The code seems to be correct, and all tests are passing, but I get the feeling that I'm reinventing the wheel here.

Now the questions:

• Are there any issues with the code that I should be aware of? (besides from what I already said)
• Are my tests sufficient?
• Any suggestions regarding performance?
• Are there any easier ways to achieve same result?

Answer 1

• Are there any issues with the code that I should be aware of? (besides from what I already said)

If you haven't, maybe read Everything you never wanted to know about file locking; I guess the takeaway is that you should make sure that you're actually getting what you want with the Python fcntl module.
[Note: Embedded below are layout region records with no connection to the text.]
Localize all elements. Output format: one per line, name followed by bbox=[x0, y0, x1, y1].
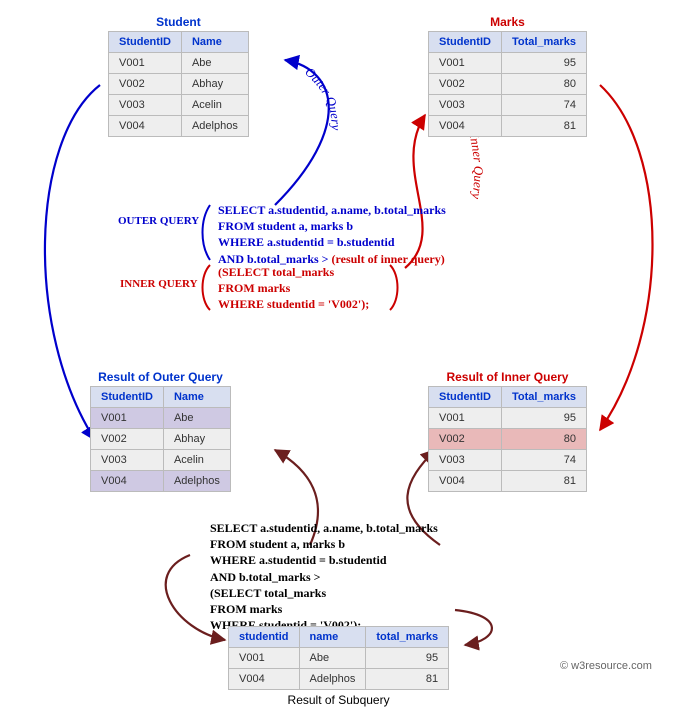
table-row: V00195 bbox=[429, 53, 587, 74]
outer-result-table: StudentID Name V001Abe V002Abhay V003Ace… bbox=[90, 386, 231, 492]
outer-result-caption: Result of Outer Query bbox=[90, 370, 231, 384]
svg-text:Inner Query: Inner Query bbox=[466, 131, 486, 200]
student-table-block: Student StudentID Name V001Abe V002Abhay… bbox=[108, 15, 249, 137]
inner-result-table: StudentID Total_marks V00195 V00280 V003… bbox=[428, 386, 587, 492]
inner-query-text: (SELECT total_marks FROM marks WHERE stu… bbox=[218, 264, 369, 313]
inner-query-side-label: INNER QUERY bbox=[120, 278, 198, 290]
table-row: V001Abe95 bbox=[229, 648, 449, 669]
svg-text:Outer Query: Outer Query bbox=[302, 64, 343, 130]
marks-th-total: Total_marks bbox=[501, 32, 586, 53]
table-row: V00481 bbox=[429, 471, 587, 492]
table-row: V00280 bbox=[429, 74, 587, 95]
table-row: V00374 bbox=[429, 450, 587, 471]
table-row: V004Adelphos81 bbox=[229, 669, 449, 690]
table-row: V00195 bbox=[429, 408, 587, 429]
student-table: StudentID Name V001Abe V002Abhay V003Ace… bbox=[108, 31, 249, 137]
marks-table: StudentID Total_marks V00195 V00280 V003… bbox=[428, 31, 587, 137]
table-row: V003Acelin bbox=[91, 450, 231, 471]
outer-result-block: Result of Outer Query StudentID Name V00… bbox=[90, 370, 231, 492]
student-th-name: Name bbox=[181, 32, 248, 53]
inner-result-block: Result of Inner Query StudentID Total_ma… bbox=[428, 370, 587, 492]
table-row: V00374 bbox=[429, 95, 587, 116]
outer-query-side-label: OUTER QUERY bbox=[118, 215, 199, 227]
table-row: V004Adelphos bbox=[91, 471, 231, 492]
full-query-text: SELECT a.studentid, a.name, b.total_mark… bbox=[210, 520, 438, 633]
marks-caption: Marks bbox=[428, 15, 587, 29]
table-row: V004Adelphos bbox=[109, 116, 249, 137]
outer-query-text: SELECT a.studentid, a.name, b.total_mark… bbox=[218, 202, 446, 267]
table-row: V001Abe bbox=[109, 53, 249, 74]
student-caption: Student bbox=[108, 15, 249, 29]
student-th-id: StudentID bbox=[109, 32, 182, 53]
table-row: V001Abe bbox=[91, 408, 231, 429]
attribution-text: © w3resource.com bbox=[560, 660, 652, 672]
marks-th-id: StudentID bbox=[429, 32, 502, 53]
table-row: V003Acelin bbox=[109, 95, 249, 116]
table-row: V00280 bbox=[429, 429, 587, 450]
inner-result-caption: Result of Inner Query bbox=[428, 370, 587, 384]
table-row: V002Abhay bbox=[109, 74, 249, 95]
final-result-block: studentid name total_marks V001Abe95 V00… bbox=[228, 626, 449, 709]
final-result-caption: Result of Subquery bbox=[228, 693, 449, 707]
table-row: V002Abhay bbox=[91, 429, 231, 450]
table-row: V00481 bbox=[429, 116, 587, 137]
marks-table-block: Marks StudentID Total_marks V00195 V0028… bbox=[428, 15, 587, 137]
final-result-table: studentid name total_marks V001Abe95 V00… bbox=[228, 626, 449, 690]
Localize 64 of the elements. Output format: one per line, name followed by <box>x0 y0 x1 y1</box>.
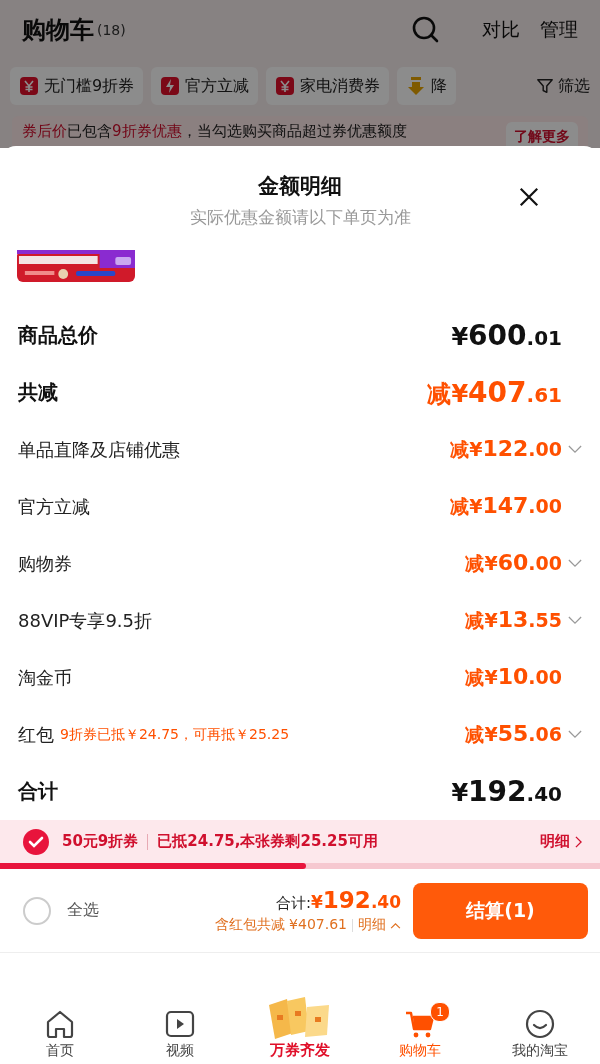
checked-icon[interactable] <box>22 827 50 856</box>
tab-label[interactable]: 视频 <box>166 1042 194 1060</box>
filter-chip[interactable]: 无门槛9折券 <box>10 67 144 105</box>
amount-value: 减¥10.00 <box>465 664 562 691</box>
select-all-label[interactable]: 全选 <box>67 900 99 921</box>
coupon-status: 已抵24.75,本张券剩25.25可用 <box>157 832 378 851</box>
amount-value: 减¥60.00 <box>465 550 562 577</box>
total-value: ¥192.40 <box>311 892 401 912</box>
select-all-radio[interactable] <box>22 895 52 926</box>
amount-label: 官方立减 <box>18 494 90 519</box>
header-action[interactable]: 对比 <box>482 17 520 43</box>
cart-badge: 1 <box>430 1002 450 1022</box>
tab-label[interactable]: 万券齐发 <box>270 1041 330 1060</box>
tab-label[interactable]: 首页 <box>46 1042 74 1060</box>
detail-link[interactable]: 明细 <box>358 916 386 934</box>
amount-value: 减¥13.55 <box>465 607 562 634</box>
saving-text: 含红包共减 ¥407.61 <box>214 916 347 934</box>
filter-chip[interactable]: 降 <box>397 67 457 105</box>
home-icon[interactable] <box>44 1008 76 1040</box>
filter-icon <box>536 77 554 95</box>
detail-link[interactable]: 明细 <box>540 832 570 851</box>
tab-label[interactable]: 我的淘宝 <box>512 1042 568 1060</box>
item-count: (18) <box>97 22 126 38</box>
close-icon[interactable] <box>518 186 540 208</box>
amount-value: 减¥122.00 <box>450 436 562 463</box>
lightning-icon <box>160 76 181 96</box>
chevron-down-icon[interactable] <box>568 559 582 568</box>
amount-value: 减¥55.06 <box>465 721 562 748</box>
discount-note: 9折券已抵￥24.75，可再抵￥25.25 <box>60 725 290 744</box>
notice-text: 券后价已包含9折券优惠，当勾选购买商品超过券优惠额度 <box>22 122 407 141</box>
smiley-icon[interactable] <box>524 1008 556 1040</box>
amount-label: 淘金币 <box>18 665 72 690</box>
chevron-down-icon[interactable] <box>568 445 582 454</box>
coupon-icon <box>19 76 39 96</box>
chevron-down-icon[interactable] <box>568 730 582 739</box>
checkout-button[interactable]: 结算(1) <box>413 882 588 939</box>
learn-more-button[interactable]: 了解更多 <box>506 122 578 148</box>
amount-value: ¥192.40 <box>451 775 562 808</box>
page-title: 购物车 <box>22 15 94 46</box>
filter-chip[interactable]: 官方立减 <box>151 67 259 105</box>
amount-label: 红包 <box>18 722 54 747</box>
amount-value: 减¥147.00 <box>450 493 562 520</box>
search-icon[interactable] <box>412 16 440 44</box>
down-arrow-icon <box>406 76 427 96</box>
coupon-name: 50元9折券 <box>62 832 139 851</box>
amount-label: 合计 <box>18 778 58 805</box>
caret-up-icon[interactable] <box>390 921 401 929</box>
sheet-title: 金额明细 <box>258 173 342 200</box>
video-icon[interactable] <box>164 1008 196 1040</box>
total-label: 合计: <box>275 894 311 912</box>
amount-label: 单品直降及店铺优惠 <box>18 437 180 462</box>
amount-value: ¥600.01 <box>451 319 562 352</box>
amount-label: 共减 <box>18 379 58 406</box>
sheet-subtitle: 实际优惠金额请以下单页为准 <box>188 206 412 229</box>
header-action[interactable]: 管理 <box>540 17 578 43</box>
filter-chip[interactable]: 家电消费券 <box>266 67 390 105</box>
amount-value: 减¥407.61 <box>427 375 562 410</box>
tab-label[interactable]: 购物车 <box>399 1042 441 1060</box>
chevron-right-icon[interactable] <box>575 835 582 848</box>
amount-label: 88VIP专享9.5折 <box>18 608 152 633</box>
amount-label: 商品总价 <box>18 322 98 349</box>
amount-label: 购物券 <box>18 551 72 576</box>
chevron-down-icon[interactable] <box>568 616 582 625</box>
coupon-icon <box>275 76 296 96</box>
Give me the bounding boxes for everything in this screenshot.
The code looks good to me in general, apart from the bad error handling.

When fcntl.flock throws, the file descriptor from os.open isn't closed. This is generally bad and can bite you in the future.

You don't have to care about unlocking as that's done then closing the file descriptor anyway.

And another issue you missed is that the yield has to be wrapped in a try/catch in order for the cleanup to run, c.f. contextmanager.

In summary it should look somewhat like this:

@contextmanager
def locked_open(filename, mode=M_READ, blocking=True):
    open_mode, flock_flags, mode_str = MODES[mode]
    flock_flags = flock_flags | BLOCKING_FLAGS[blocking]

    fd = os.open(filename, open_mode)
    try:
        fcntl.flock(fd, flock_flags)
        fileobj = os.fdopen(fd, mode_str)

        try:
            yield fileobj
        finally:
            fileobj.flush()
            os.fdatasync(fd)
    finally:
        os.close(fd)

• Are my tests sufficient?

You didn't actually test the interaction between multiple threads and processes. Since you're only locking a file descriptor once this will work as it is though.

• Any suggestions regarding performance?
• Are there any easier ways to achieve same result?

You'd have to measure that, but since you're using this from a single application only, using in- and shared-memory locks (from multiprocessing) could be a faster alternative instead of going through the filesystem. But it's way more effort on your end with all three access modes as you wrote them here and with multiple processes you'd easily run into more failure modes - I doubt it's worth it. That said, if you can get away with less features for locking, then you could still investigate it.